FBI: accomplice of terror
• BETWEEN 1990 and 2001, Cuban border patrol troops stopped 10
attempts to infiltrate the island, detaining 28 mercenaries from Miami
terrorist gangs. During the same period, U.S. authorities intercepted
or learned about another 10 terror "commandos," but none them
have ever been sentenced in U.S. courts.
During a roundtable discussion recently broadcast on Cuban
television, Manuel Hevia, director of Cuban State Security’s Historical
Research Center, presented this eloquent summary of terrorist
activities over the past 10 years that have been concocted in Miami
and tolerated by the FBI:
• July 4, 1992: an armed group is detected off the coast of Havana
and later north of Varadero. After having problems with their boat’s
motor, they are rescued by the U.S. Coast Guard. Despite
discovering numerous weapons aboard the speedboat, the FBI frees
those individuals after a simple questioning.
• October 7, 1992: counterrevolutionary elements carry out an
armed attack on the Meliá Varadero Hotel. Upon returning to U.S.
waters, they are intercepted, questioned and then released. Without
further inconvenience.
• January 1993: five individuals armed with heavy machine guns are
arrested by the U.S. Coast Guard as they sail towards Cuba. They
are detained, questioned by the FBI and then freed.
• April 2, 1993: a Cypriot tanker is shot at by counterrevolutionaries
seven miles north of Matanzas. After being picked up by U.S. officials,
the attackers are released shortly afterward.
• May, 21, 1993: nine armed mercenaries with machine guns and
explosives are detained by the U.S. Customs Service while on their
way to the island. They are released with no further problems.
• March 11, 1994: an Alpha 66 commando group fires shots at the
Guitart Cayo Coco Hotel. On returning to the United States, they
give hold a press conference. The U.S. authorities don’t interfere.
• October 6, 1994: another Alpha 66 commando repeats the
operation! The FBI takes no action.
• May 20, 1995: Alpha 66 members carry out the same action
against the same hotel for the third time. No FBI reaction.

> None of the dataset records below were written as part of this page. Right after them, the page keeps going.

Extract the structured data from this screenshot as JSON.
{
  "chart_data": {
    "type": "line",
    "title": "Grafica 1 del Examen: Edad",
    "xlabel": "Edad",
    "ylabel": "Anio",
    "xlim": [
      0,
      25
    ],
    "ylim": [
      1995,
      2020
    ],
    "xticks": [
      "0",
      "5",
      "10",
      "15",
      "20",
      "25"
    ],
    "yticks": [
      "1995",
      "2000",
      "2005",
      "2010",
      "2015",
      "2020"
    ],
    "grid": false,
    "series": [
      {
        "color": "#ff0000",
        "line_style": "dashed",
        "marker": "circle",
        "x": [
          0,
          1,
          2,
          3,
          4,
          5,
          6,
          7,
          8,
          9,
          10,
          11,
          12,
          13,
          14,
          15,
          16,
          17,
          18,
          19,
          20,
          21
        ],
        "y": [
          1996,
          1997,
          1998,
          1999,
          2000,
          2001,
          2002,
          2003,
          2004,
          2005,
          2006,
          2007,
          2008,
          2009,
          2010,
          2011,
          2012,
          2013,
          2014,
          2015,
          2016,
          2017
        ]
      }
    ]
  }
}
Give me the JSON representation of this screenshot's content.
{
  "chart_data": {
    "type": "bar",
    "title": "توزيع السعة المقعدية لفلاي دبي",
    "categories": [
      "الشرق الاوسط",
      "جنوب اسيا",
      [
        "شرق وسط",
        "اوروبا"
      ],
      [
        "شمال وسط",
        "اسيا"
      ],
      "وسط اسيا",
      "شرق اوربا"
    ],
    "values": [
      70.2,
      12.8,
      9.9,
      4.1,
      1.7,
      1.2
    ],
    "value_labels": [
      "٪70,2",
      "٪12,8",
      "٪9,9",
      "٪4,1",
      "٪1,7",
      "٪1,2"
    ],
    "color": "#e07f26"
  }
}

• July 12, 1995: three individuals are arrested with weapons and
explosives after an operation against Cuba. The FBI interrogate them
before immediately releasing them.
• January 23, 1996: five intercepted terrorists are released the same
day.
In terms of supporting terrorism, the FBI can certainly boast about
its wide experience.
Paradoxically, the empire’s most important police agency — attentive
to the whims of the anti-Cuba mafia and responding to directives
from on high — was indisputably efficient when it came to staging a
rigged trial against five Cubans "guilty" of wanting to stop the authors
of these terrorist attacks.
Oh yes, the empire’s political police knew how to show its true face.